Biased Kirkuk Media Inflame Tension

City’s rival groups use their respective media as propaganda weapons.

Biased Kirkuk Media Inflame Tension

City’s rival groups use their respective media as propaganda weapons.

News organisations aligning themselves with ethnic-based and religious parties are inflaming tensions in Kirkuk by pushing the agendas of those they represent.



Kirkuk journalists and residents complain that the media often presents biased reports that create discord among the city’s diverse population.



Media critics maintain that rather than writing in the public’s interest, Arab, Turkoman and Kurdish media organisations in Kirkuk tend to represent the views of the groups they back - and, in doing so, are fuelling the conflicts that are fracturing city.



"There is no newspaper in Kirkuk that tells the truth, and the media is generally responsible for escalating feelings of malice and hatred,” said Nariman Sadiq, a teacher in a girls’ intermediate school.



Miqdad Mustafa, who has served as editor of several Kirkuk newspapers, agrees.



"The newspapers issued through political parties have narrow views and don’t address general Iraqi issues. They deal with ethnic or sectarian affairs.”



At the heart of the conflict lies a power struggle for control of the city.



In the 1980s, Kirkuk’s sizeable Kurdish and Turkoman populations shrank when former president Saddam Hussein began an “Arabisation” campaign to push thousands of Kurdish and Turkoman families out of the province.



They were replaced with Arabs who were also given the land and jobs of those Saddam expelled.



The government is now grappling with how to move the Arab settlers back to their places of origin, while bringing back the non-Arab families removed decades ago.



In the meantime, Kurdish parties in the city are using their media to call for the Arab settlers to leave Kirkuk and for a referendum to be held by the end of the year to decide whether the central or the Kurdish government should govern the province.



The Kurdish press regularly dedicates entire pages to calls for the referendum.



However, Many Arab parties and their news organisations want the referendum delayed, and some have encouraged Arab settlers to stay.
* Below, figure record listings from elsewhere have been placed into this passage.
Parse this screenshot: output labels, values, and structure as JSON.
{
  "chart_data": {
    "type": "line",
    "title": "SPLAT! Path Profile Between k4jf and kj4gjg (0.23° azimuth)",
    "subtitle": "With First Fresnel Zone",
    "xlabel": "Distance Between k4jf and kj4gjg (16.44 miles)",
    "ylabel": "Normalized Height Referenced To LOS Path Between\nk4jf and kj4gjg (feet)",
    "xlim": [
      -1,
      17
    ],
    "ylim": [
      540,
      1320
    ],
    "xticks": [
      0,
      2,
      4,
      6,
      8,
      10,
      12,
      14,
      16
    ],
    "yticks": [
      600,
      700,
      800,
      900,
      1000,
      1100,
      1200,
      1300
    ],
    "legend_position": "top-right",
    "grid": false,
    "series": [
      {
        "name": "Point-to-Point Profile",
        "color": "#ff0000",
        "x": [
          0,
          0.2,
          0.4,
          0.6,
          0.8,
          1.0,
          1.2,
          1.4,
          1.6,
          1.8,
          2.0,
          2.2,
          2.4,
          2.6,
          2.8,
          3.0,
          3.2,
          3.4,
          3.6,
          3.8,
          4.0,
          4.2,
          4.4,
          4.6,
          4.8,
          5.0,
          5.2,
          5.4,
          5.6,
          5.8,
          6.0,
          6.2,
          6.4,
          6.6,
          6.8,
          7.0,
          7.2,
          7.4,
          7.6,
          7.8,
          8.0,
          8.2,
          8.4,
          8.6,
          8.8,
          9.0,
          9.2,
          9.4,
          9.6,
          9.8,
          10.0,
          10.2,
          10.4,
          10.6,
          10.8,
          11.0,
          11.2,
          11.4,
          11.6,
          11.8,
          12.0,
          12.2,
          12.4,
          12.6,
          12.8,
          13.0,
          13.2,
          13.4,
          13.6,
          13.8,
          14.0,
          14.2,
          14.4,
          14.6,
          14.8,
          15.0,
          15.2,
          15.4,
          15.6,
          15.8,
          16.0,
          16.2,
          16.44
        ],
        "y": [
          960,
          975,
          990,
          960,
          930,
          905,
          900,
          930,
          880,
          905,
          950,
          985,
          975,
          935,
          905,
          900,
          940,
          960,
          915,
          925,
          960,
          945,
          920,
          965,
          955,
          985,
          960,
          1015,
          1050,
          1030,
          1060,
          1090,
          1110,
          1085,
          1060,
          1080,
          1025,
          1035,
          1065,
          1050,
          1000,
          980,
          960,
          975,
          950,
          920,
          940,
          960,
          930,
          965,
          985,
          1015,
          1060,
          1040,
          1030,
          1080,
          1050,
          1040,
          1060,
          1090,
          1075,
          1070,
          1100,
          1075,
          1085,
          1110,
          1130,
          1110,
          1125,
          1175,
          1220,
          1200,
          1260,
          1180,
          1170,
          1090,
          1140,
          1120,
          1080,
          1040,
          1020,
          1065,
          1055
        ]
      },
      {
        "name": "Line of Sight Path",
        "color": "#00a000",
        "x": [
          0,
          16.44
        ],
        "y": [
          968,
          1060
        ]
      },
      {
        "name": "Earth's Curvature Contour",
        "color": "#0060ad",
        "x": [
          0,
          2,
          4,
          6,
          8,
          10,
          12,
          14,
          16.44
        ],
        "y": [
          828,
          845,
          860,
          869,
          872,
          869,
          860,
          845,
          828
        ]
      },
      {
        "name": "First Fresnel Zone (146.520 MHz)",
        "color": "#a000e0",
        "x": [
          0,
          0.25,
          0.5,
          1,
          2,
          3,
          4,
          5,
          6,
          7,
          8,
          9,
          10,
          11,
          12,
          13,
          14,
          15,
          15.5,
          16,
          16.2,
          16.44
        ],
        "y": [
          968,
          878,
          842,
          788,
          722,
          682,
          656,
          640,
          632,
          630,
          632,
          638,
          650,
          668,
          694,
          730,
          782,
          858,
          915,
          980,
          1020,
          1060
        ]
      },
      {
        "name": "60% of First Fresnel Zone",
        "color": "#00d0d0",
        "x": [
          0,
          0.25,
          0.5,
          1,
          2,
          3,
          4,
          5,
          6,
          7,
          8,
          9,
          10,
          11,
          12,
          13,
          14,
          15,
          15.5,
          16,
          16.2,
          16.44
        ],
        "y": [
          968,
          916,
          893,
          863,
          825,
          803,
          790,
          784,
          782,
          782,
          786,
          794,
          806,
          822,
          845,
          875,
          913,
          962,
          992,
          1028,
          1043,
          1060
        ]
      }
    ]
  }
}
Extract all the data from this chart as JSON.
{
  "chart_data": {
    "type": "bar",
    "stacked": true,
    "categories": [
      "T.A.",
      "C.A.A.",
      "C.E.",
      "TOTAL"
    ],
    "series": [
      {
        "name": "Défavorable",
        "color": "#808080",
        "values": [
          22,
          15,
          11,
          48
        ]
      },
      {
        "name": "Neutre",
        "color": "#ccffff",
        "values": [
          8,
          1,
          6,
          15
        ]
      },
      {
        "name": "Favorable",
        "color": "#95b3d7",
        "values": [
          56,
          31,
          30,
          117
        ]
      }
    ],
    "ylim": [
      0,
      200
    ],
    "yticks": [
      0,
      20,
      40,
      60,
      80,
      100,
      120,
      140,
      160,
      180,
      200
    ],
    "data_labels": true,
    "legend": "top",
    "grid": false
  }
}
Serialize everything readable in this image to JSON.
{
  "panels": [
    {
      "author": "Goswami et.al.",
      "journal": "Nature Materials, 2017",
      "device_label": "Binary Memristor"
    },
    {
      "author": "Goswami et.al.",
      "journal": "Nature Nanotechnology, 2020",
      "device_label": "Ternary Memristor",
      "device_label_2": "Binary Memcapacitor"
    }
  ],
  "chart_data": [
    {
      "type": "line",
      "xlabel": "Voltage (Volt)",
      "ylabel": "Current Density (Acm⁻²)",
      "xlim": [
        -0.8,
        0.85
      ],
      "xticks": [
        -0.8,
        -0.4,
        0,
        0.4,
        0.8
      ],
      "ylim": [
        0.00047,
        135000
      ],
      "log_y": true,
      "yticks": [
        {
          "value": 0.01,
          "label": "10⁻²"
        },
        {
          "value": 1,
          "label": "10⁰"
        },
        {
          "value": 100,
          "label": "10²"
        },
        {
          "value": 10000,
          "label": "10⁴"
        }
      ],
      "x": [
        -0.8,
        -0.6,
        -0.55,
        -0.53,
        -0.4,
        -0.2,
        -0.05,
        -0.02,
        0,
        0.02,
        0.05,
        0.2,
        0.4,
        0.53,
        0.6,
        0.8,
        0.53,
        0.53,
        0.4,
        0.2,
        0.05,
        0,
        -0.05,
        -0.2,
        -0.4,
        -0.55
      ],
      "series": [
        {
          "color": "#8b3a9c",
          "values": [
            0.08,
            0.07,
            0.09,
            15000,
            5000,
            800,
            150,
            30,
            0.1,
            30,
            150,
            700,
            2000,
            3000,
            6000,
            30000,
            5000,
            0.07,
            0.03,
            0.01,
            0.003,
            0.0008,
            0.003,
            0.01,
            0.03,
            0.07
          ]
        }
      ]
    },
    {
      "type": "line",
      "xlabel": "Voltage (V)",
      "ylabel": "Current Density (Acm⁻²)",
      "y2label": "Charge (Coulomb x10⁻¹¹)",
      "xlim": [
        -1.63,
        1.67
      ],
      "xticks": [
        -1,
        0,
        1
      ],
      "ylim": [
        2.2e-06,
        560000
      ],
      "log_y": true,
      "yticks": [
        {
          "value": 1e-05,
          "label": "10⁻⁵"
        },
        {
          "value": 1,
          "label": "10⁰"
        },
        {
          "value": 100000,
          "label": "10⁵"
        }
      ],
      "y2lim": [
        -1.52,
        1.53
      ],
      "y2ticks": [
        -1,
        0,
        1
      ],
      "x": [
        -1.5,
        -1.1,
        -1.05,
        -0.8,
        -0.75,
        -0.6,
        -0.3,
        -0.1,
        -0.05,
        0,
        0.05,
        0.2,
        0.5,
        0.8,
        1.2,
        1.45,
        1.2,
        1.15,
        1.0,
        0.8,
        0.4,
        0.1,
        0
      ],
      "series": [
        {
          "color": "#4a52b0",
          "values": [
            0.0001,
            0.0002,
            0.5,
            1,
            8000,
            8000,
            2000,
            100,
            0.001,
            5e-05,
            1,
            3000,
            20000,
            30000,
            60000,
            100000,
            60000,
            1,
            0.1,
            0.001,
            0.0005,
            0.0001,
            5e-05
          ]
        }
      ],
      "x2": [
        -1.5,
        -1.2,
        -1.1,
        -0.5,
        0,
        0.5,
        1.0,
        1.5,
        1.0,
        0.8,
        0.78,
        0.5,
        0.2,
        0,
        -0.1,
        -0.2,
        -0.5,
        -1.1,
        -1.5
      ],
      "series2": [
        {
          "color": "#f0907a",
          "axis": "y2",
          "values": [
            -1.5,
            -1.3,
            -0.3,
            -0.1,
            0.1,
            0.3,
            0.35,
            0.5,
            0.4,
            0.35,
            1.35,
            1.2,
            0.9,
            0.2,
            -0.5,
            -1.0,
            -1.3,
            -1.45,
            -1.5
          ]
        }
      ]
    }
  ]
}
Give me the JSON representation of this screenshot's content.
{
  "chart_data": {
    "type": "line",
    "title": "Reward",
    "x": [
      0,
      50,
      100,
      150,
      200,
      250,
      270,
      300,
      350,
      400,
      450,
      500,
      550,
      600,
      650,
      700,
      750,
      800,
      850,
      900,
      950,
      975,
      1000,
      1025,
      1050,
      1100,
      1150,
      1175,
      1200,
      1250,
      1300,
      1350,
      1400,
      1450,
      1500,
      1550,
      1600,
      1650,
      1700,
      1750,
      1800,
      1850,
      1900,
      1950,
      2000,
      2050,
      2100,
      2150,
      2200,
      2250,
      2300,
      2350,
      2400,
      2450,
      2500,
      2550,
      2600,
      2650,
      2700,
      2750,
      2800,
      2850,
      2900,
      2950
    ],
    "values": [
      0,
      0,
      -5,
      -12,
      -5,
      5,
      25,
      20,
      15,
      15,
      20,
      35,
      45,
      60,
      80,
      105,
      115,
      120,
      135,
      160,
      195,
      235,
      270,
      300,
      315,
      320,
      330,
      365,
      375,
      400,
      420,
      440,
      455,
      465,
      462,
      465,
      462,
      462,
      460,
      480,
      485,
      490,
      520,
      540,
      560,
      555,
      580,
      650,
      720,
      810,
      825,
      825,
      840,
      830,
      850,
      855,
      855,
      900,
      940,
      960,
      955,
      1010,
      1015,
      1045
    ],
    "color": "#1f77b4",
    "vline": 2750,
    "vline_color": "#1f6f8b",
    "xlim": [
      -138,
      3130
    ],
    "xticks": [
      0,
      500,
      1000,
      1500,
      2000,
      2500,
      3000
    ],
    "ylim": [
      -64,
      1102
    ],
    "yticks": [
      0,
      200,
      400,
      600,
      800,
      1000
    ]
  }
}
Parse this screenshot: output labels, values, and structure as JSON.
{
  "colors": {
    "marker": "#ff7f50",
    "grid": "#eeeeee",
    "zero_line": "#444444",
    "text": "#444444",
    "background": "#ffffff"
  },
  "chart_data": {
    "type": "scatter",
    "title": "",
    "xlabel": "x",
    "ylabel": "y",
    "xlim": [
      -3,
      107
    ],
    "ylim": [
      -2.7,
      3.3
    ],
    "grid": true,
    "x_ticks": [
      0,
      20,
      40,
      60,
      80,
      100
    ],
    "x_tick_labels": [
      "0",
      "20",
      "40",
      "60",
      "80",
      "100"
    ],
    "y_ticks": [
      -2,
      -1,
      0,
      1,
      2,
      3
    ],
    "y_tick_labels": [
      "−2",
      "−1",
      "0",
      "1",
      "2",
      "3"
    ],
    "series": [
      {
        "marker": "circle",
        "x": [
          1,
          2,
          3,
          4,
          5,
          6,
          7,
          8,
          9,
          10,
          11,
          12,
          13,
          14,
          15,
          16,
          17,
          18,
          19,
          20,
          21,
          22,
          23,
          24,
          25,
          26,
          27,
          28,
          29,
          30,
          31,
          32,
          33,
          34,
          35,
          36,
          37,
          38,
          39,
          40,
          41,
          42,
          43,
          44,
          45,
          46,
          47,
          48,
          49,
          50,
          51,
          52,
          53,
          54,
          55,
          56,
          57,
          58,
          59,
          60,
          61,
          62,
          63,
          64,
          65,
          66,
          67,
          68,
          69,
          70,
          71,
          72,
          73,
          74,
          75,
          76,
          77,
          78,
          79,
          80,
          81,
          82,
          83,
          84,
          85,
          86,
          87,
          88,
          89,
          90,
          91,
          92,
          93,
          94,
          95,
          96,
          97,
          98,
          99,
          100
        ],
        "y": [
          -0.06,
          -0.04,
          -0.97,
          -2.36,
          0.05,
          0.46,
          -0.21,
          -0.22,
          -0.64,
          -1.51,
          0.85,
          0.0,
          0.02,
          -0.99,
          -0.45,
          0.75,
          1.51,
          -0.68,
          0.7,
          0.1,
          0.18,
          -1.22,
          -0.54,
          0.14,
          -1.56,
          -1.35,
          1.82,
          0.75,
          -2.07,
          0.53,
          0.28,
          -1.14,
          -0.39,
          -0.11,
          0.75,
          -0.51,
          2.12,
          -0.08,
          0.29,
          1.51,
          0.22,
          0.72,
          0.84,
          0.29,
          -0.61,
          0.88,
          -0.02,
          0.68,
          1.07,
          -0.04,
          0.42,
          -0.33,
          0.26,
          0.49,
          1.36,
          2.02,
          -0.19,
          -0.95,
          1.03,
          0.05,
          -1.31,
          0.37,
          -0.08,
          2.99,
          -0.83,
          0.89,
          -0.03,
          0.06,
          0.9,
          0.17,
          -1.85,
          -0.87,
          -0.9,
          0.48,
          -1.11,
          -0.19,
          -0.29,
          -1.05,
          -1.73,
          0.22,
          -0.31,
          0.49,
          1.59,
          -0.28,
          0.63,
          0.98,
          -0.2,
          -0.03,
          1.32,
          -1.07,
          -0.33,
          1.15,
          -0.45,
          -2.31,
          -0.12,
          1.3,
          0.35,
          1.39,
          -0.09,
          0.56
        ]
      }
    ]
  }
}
Some of the leading Turkoman media, which are aligned with Turkoman parties supported by Turkey, also demand a postponement and are critical of the Kurdish authorities.



"There is an independent media, but it is weak due to the tense situation of Kirkuk. Therefore, the media coverage is shallow and inaccurate," said a journalist who asked not to be named.



In press conferences, for example, Arab newspapers quote only the Arab speakers and overlook the others. When the authorities say a suicide bomber was Arab, Arab newspapers often won’t include that part of the news. The same is true for other communities.



The media conflicts reflect and fuel the growing frictions in Kirkuk, where neighbourhoods are segregated “and are distinctly hostile to members of whatever community happens to be the minority”, according to an April 2007 report on Kirkuk by the International Crisis Group.



"Even if there are independent media, those who work in and run them are inclined to support their own ethnic group,” said Yousif Jaf, director of Islamic Union TV. “Arabs don't write against Arabs and Turkoman don't criticise Turkoman. The same thing goes for the Kurds.”



Many journalists and analysts do not dispute that the press enjoys more freedom than it did under Saddam, but they argue that news organisations are not acting responsibly.



One journalist expressed his frustration with working for party-dominated media group.



"I’m a follower of the Kurdistan Democratic Party, and this party has its politics and policies. Therefore I'm shackled. I’m not a free journalist," said Jumaa Jabari, editor-in-chief of al-Shafaq publishing house that issues several Kurdish language publications.



In its April report, the International Crisis Group noted that political debates in Kirkuk “are fanned by overheated media campaigns by all concerned”.



It encouraged all parties to “reduce inflammatory rhetoric in public addresses and the media and agree to use dialogue and consensus as essential bases for resolving the Kirkuk dispute”.



But the political conflict has turned bloody, with al-Qaeda exploiting divisions by detonating massive car and truck bombs in Kirkuk.



Kocher Kirkuki, a journalist, says the media will not preach coexistence as long as ethnic tensions persist, "The more conflict there is over the city of Kirkuk, the more extreme the media will be."